Apple's Latest Rule Change Could Cost You A Bundle

It looks like the rumor that Apple will start allowing app subscription price increases to go through without user confirmation isn't just a rumor anymore. In a blog post on its developer website, Apple confirmed that "under certain specific conditions," apps will be able to increase the cost of a subscription without your acceptance of the new terms. What this means is that if you aren't paying attention when monthly (or yearly) rates go up, a lack of response could be viewed as confirmation on your part. 

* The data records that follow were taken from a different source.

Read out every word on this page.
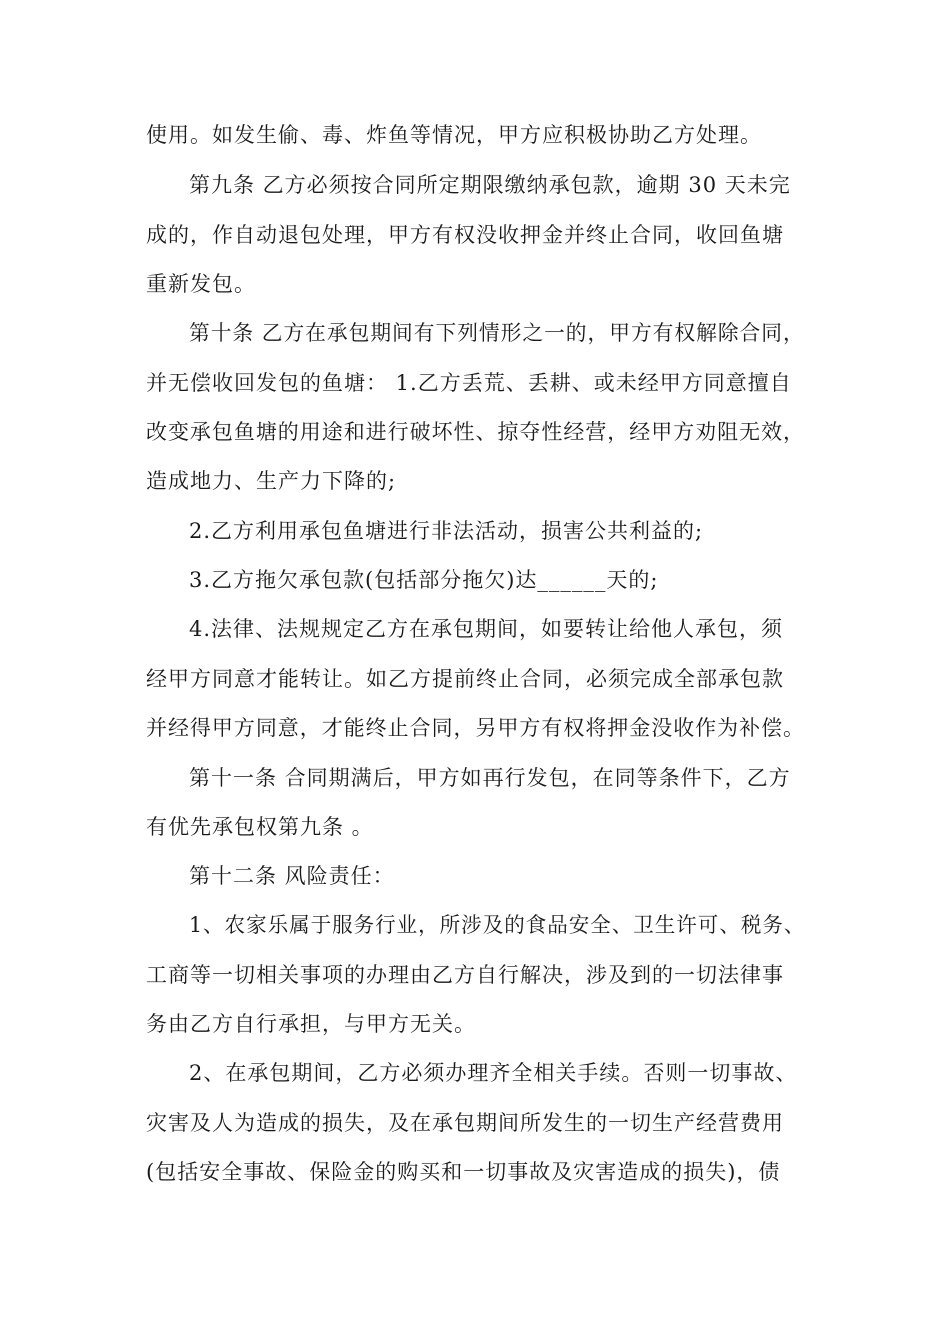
使用。如发生偷、毒、炸鱼等情况，甲方应积极协助乙方处理。
第九条 乙方必须按合同所定期限缴纳承包款，逾期 30 天未完
成的，作自动退包处理，甲方有权没收押金并终止合同，收回鱼塘
重新发包。
第十条 乙方在承包期间有下列情形之一的，甲方有权解除合同，
并无偿收回发包的鱼塘： 1.乙方丢荒、丢耕、或未经甲方同意擅自
改变承包鱼塘的用途和进行破坏性、掠夺性经营，经甲方劝阻无效，
造成地力、生产力下降的;
2.乙方利用承包鱼塘进行非法活动，损害公共利益的;
3.乙方拖欠承包款(包括部分拖欠)达______天的;
4.法律、法规规定乙方在承包期间，如要转让给他人承包，须
经甲方同意才能转让。如乙方提前终止合同，必须完成全部承包款
并经得甲方同意，才能终止合同，另甲方有权将押金没收作为补偿。
第十一条 合同期满后，甲方如再行发包，在同等条件下，乙方
有优先承包权第九条 。
第十二条 风险责任：
1、农家乐属于服务行业，所涉及的食品安全、卫生许可、税务、
工商等一切相关事项的办理由乙方自行解决，涉及到的一切法律事
务由乙方自行承担，与甲方无关。
2、在承包期间，乙方必须办理齐全相关手续。否则一切事故、
灾害及人为造成的损失，及在承包期间所发生的一切生产经营费用
(包括安全事故、保险金的购买和一切事故及灾害造成的损失)，债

Unless you live in a place where the law forbids such automatic price increases, you may suddenly find yourself saddled with a larger bill than you're used to. According to Apple, which cited arguably fringe examples of users not realizing there was a price increase, failing to accept the new terms, then unexpectedly having their service interrupted, this change is meant to be an improvement. That said, it's strange to think that accidentally canceling a subscription when prices go up would be a bigger inconvenience than unknowingly agreeing to pay more for a subscription.

What Apple's app subscribers should know

For what it's worth, Apple has put a couple of stipulations on the automatic renewal changes that should help protect users from uncomfortably high price changes. The automatic renewal at a higher price has to be allowed by local law, for one thing, so whether you have to look out for unexpected price increases will depend on your area. There's also a hard limit on the number of times prices can increase: no more than once per year, according to Apple.

Auto-renewal won't happen if the price increase is beyond a certain threshold. By Apple's example, if the increase exceeds $5 and 50% of the current price (or $50 and 50% for an annual subscription), you'll have to opt in for the change to take effect. The same goes for the previously-mentioned conditions. The company has gone on to state that, in the event of a subscription cost increase that does qualify for automatic renewal, users will receive advanced notice. 

Apple says that if a subscription price is increased, it will reach out via email, push notification, and an in-app message to make sure subscribers aren't caught off guard. According to App Store Connect, notifications will be sent 30 days before renewal for yearly and seven days ahead of time for monthly rate changes. How well this new approach may work, how adequate Apple's notification window may be, and whether this will lead to a lot of surprised subscribers remains to be seen. The new rules have only just started, so only time will tell.